El titular de la cartera, Israel Katz, emitió un comunicado oficial en el que detalló la operación: «El Estado de Israel ha lanzado un ataque preventivo contra Irán para eliminar las amenazas al Estado de Israel». Katz advirtió además que, como consecuencia de esta acción, se espera una respuesta inminente por parte de Irán. «Como resultado, se espera un ataque con misiles y drones contra el Estado de Israel en el corto plazo», señaló el ministro.
En paralelo al anuncio de la ofensiva, el gobierno israelí ha activado protocolos de máxima seguridad. Katz informó que ha firmado una orden especial que impone el «estado de emergencia especial en el frente interno» en la totalidad del territorio israelí, preparando a la población y los sistemas de defensa para un posible ataque de represalia.

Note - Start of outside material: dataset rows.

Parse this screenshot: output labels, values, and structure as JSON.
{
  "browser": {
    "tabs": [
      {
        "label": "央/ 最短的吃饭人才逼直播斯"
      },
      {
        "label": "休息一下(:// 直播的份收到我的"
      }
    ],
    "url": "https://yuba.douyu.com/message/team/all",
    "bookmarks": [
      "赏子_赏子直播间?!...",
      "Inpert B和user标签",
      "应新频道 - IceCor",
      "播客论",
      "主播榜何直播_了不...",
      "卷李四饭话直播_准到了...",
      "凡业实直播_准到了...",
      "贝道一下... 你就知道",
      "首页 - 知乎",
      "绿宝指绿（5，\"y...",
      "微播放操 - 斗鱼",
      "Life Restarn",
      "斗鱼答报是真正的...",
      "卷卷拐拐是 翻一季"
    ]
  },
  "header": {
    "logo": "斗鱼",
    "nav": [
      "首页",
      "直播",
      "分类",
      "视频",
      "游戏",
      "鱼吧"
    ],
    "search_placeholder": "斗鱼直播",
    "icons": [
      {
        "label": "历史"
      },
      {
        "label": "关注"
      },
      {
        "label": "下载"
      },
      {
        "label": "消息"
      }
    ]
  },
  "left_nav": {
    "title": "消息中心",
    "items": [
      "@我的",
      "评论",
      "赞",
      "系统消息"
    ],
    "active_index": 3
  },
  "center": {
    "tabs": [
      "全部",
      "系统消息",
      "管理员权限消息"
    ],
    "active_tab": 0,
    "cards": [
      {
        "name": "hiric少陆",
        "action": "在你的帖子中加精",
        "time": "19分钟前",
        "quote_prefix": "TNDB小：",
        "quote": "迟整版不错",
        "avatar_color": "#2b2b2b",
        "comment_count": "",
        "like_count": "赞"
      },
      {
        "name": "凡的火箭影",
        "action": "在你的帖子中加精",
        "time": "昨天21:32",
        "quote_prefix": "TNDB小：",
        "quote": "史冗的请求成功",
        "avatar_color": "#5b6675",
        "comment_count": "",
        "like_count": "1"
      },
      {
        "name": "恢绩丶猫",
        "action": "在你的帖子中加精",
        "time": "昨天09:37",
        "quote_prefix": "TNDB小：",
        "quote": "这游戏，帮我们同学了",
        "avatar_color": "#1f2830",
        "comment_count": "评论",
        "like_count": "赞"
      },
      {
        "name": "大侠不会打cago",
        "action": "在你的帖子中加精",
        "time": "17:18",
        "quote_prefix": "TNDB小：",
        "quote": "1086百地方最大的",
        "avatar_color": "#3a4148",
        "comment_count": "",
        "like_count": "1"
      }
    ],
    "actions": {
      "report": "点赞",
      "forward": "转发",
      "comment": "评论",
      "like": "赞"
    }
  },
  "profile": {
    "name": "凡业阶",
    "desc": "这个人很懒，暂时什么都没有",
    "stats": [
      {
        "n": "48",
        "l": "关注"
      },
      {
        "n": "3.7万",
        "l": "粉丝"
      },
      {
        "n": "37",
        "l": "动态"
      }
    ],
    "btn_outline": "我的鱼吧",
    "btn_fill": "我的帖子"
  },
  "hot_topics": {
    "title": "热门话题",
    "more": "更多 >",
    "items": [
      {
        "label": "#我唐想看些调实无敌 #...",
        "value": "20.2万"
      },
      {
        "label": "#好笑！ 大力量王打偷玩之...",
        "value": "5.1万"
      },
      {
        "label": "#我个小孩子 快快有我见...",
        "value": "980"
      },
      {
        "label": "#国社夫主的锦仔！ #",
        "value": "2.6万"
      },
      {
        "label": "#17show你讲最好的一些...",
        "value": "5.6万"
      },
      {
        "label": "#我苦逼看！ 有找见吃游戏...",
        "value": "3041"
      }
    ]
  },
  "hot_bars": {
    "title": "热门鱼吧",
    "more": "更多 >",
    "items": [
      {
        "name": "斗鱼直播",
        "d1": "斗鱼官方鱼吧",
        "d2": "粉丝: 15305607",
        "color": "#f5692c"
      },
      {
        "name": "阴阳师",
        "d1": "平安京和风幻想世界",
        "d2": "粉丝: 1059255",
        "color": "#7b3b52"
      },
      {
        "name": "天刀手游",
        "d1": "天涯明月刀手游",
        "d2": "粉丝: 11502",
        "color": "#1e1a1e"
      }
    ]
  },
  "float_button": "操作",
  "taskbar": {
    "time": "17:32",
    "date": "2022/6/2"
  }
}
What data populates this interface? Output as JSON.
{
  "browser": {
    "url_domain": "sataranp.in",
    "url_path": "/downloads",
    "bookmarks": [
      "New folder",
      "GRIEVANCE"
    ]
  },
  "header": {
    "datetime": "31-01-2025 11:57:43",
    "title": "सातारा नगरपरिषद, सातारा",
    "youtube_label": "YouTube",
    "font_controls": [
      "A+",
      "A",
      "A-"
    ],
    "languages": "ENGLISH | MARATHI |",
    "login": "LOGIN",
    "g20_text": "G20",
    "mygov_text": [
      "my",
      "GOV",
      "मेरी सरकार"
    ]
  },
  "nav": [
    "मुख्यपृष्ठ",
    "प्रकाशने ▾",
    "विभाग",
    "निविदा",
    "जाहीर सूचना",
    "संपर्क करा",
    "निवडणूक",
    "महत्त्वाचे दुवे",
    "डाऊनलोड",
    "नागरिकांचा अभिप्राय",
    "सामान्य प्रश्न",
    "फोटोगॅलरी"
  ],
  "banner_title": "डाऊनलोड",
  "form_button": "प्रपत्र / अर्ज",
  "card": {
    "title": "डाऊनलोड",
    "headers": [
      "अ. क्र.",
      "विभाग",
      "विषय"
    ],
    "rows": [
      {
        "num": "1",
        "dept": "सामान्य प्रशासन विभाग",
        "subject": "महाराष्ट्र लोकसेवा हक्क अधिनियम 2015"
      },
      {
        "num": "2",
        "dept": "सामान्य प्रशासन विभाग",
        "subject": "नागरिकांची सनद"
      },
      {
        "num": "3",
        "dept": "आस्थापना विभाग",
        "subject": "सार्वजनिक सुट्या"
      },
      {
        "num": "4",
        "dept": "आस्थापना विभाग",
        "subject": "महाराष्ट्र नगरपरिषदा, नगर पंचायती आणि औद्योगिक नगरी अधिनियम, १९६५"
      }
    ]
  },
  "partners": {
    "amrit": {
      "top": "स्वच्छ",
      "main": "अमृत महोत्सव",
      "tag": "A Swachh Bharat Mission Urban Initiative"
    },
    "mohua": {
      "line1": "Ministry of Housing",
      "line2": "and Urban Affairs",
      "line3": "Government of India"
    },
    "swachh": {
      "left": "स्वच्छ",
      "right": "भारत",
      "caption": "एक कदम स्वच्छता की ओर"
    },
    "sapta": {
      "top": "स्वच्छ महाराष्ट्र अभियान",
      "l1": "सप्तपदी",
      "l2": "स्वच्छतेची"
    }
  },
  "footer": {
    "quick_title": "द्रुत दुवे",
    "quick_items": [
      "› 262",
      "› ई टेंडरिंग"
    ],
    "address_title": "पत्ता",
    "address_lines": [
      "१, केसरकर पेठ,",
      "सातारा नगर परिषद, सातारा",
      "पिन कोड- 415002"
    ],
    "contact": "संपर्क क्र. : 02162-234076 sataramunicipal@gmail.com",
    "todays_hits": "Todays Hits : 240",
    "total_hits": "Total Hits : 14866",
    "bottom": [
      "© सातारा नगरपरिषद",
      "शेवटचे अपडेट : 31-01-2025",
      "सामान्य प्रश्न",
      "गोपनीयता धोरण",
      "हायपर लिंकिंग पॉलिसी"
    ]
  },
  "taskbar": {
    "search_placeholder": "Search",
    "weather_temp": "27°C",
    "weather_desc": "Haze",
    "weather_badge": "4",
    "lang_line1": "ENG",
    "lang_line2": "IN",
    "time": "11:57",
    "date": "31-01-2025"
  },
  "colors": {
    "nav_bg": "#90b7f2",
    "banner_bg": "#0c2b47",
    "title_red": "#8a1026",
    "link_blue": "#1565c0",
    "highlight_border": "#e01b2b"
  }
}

La situación dio un giro adicional cuando medios de comunicación estadounidenses comenzaron a informar que las Fuerzas Armadas de Estados Unidos se han unido a la agresión israelí. La información fue posteriormente confirmada por el presidente de EE.UU., Donald Trump, quien avaló la participación de su país en las operaciones militares contra Irán, consolidando una alianza directa en el conflicto.
Mientras tanto, en Irán, los primeros reportes indican daños y confusión. Medios locales han informado que se escucharon fuertes explosiones en la capital, Teherán. La agencia de noticias semioficial Tasnim ha publicado imágenes que muestran columnas de humo elevándose en diversos puntos de la ciudad en medio de los ataques. Hasta el momento, las autoridades iraníes no han emitido un balance oficial de víctimas o daños materiales.
Antecedentes del conflicto
Esta nueva agresión supone un recrudecimiento del conflicto, apenas meses después de la intervención militar de junio de 2025. En aquella ocasión, Israel lanzó un ataque no provocado contra el país persa, lo que desencadenó la denominada «Guerra de los 12 Días», un cruce de ofensivas con misiles y drones entre ambas naciones.
Durante aquel conflicto, los objetivos principales del Estado hebreo fueron las instalaciones nucleares de la República Islámica, así como comandantes militares, altos cargos y científicos nucleares iraníes. Varios de ellos fueron asesinados junto con sus familiares en aquellos bombardeos, marcando un precedente de alta tensión que ahora parece reeditarse con mayor intensidad y con la participación activa de Estados Unidos.
La comunidad internacional observa con preocupación el desarrollo de los acontecimientos, mientras la región se prepara para una posible nueva oleada de violencia a gran escala.